First Review of EU-U.S. Data Privacy Framework
On July 18 and 19, 2024, representatives from the United States Government and the European Commission gathered in Washington D.C. for the first periodic review of the EU-U.S. Data Privacy Framework (DPF). The meeting included officials from various U.S. departments, such as Commerce, Justice, and Transportation, as well as members from the European Commission’s Directorate General for Justice and Consumers and the European Data Protection Board. Independent oversight bodies and DPF participants also contributed their insights during the discussions.
The review coincides with the one-year anniversary of the DPF’s implementation, reflecting the ongoing commitment of both the United States and the EU to uphold data privacy standards. Over the past year, the two entities have collaborated closely, resulting in significant advancements in privacy protection. The DPF has established a national security redress mechanism and has facilitated data flows that support over €1 trillion in EU-U.S. trade and investment.
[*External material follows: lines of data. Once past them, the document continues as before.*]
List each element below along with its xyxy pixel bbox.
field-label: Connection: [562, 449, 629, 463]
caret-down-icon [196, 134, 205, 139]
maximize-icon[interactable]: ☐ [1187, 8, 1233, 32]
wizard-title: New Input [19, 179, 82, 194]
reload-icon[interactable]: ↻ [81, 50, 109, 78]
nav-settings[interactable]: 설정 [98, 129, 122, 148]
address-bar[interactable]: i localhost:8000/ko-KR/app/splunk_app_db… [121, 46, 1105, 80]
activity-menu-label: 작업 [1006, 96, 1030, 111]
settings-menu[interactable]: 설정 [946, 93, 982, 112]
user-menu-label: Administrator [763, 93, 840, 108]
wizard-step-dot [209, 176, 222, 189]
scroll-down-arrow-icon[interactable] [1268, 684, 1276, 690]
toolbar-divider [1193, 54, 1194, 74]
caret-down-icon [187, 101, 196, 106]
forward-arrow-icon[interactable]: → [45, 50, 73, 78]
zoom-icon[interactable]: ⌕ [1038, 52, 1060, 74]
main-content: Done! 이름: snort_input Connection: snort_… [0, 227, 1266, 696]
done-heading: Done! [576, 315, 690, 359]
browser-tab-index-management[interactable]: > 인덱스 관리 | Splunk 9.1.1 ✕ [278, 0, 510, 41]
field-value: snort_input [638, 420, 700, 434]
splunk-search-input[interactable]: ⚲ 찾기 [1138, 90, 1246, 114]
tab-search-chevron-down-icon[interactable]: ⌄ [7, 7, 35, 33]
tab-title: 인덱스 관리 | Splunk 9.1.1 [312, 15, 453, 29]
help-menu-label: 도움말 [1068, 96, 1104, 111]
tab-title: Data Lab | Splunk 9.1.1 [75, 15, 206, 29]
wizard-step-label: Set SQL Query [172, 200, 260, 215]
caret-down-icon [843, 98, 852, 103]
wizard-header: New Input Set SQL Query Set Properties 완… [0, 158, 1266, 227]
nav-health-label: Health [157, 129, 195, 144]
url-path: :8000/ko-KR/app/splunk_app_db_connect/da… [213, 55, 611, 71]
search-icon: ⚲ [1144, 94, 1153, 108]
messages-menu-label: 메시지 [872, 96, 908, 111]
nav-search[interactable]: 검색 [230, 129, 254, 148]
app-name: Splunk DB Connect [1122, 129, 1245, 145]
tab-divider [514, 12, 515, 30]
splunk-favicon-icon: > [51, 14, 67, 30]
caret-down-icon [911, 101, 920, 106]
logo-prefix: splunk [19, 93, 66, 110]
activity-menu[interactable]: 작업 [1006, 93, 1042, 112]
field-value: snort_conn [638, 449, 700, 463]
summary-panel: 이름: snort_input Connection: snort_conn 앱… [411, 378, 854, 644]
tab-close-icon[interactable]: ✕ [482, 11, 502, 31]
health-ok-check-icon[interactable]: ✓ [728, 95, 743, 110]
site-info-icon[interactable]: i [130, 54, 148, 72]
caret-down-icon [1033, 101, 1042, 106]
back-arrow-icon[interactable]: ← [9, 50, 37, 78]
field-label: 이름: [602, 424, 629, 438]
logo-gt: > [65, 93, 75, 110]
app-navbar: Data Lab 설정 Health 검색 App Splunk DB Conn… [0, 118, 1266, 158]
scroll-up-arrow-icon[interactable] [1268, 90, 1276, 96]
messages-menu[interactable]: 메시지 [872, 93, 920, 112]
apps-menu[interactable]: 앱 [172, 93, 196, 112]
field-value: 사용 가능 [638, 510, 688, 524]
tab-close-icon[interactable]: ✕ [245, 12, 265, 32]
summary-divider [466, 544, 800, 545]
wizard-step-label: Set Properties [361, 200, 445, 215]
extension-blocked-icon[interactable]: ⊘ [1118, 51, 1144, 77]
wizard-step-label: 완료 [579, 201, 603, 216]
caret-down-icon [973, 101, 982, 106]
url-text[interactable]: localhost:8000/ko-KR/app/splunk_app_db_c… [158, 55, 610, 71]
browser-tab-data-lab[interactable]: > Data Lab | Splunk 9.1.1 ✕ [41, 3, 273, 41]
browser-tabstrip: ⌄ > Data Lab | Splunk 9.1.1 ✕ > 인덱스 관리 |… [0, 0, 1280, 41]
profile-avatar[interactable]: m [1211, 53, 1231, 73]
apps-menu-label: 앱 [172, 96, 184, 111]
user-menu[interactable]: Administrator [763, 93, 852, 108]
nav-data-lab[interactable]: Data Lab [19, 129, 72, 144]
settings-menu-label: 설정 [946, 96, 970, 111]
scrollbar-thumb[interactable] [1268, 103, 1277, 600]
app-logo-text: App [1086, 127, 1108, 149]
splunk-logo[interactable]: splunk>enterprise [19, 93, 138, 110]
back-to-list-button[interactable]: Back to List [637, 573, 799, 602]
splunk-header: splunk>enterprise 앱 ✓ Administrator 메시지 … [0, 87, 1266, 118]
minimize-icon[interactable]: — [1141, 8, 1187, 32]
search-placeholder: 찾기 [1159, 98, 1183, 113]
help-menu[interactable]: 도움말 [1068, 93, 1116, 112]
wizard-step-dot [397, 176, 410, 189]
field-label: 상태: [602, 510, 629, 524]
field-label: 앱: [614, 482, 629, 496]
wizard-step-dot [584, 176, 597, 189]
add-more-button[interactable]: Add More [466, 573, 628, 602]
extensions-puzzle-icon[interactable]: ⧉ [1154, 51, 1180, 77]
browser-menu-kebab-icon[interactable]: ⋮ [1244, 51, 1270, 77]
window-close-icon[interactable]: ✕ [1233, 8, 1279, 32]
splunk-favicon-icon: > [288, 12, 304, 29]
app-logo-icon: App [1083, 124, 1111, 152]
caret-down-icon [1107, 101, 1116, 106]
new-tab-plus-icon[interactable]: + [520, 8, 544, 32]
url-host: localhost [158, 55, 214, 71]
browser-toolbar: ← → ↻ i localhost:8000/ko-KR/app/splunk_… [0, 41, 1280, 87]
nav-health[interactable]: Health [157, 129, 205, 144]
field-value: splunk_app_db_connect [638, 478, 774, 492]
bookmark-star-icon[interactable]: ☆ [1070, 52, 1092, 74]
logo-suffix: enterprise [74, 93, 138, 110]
Since its launch in July 2023, more than 2,800 enterprises have enrolled in the framework, with 70 percent being small and medium-sized businesses.
During the review, participants assessed various elements of the DPF, including compliance with privacy requirements and the effectiveness of the Data Protection Review Court. This court allows individuals in the EU and European Economic Area to seek redress regarding U.S. signals intelligence activities. Additionally, the discussions included legal developments related to privacy and government access to data, which are crucial for maintaining the integrity of the framework.
The European Commission is currently preparing a report on the DPF’s functioning, which will mark the conclusion of the review process. This report is expected to provide insights into the effectiveness of the framework and any necessary adjustments to enhance data protection for individuals.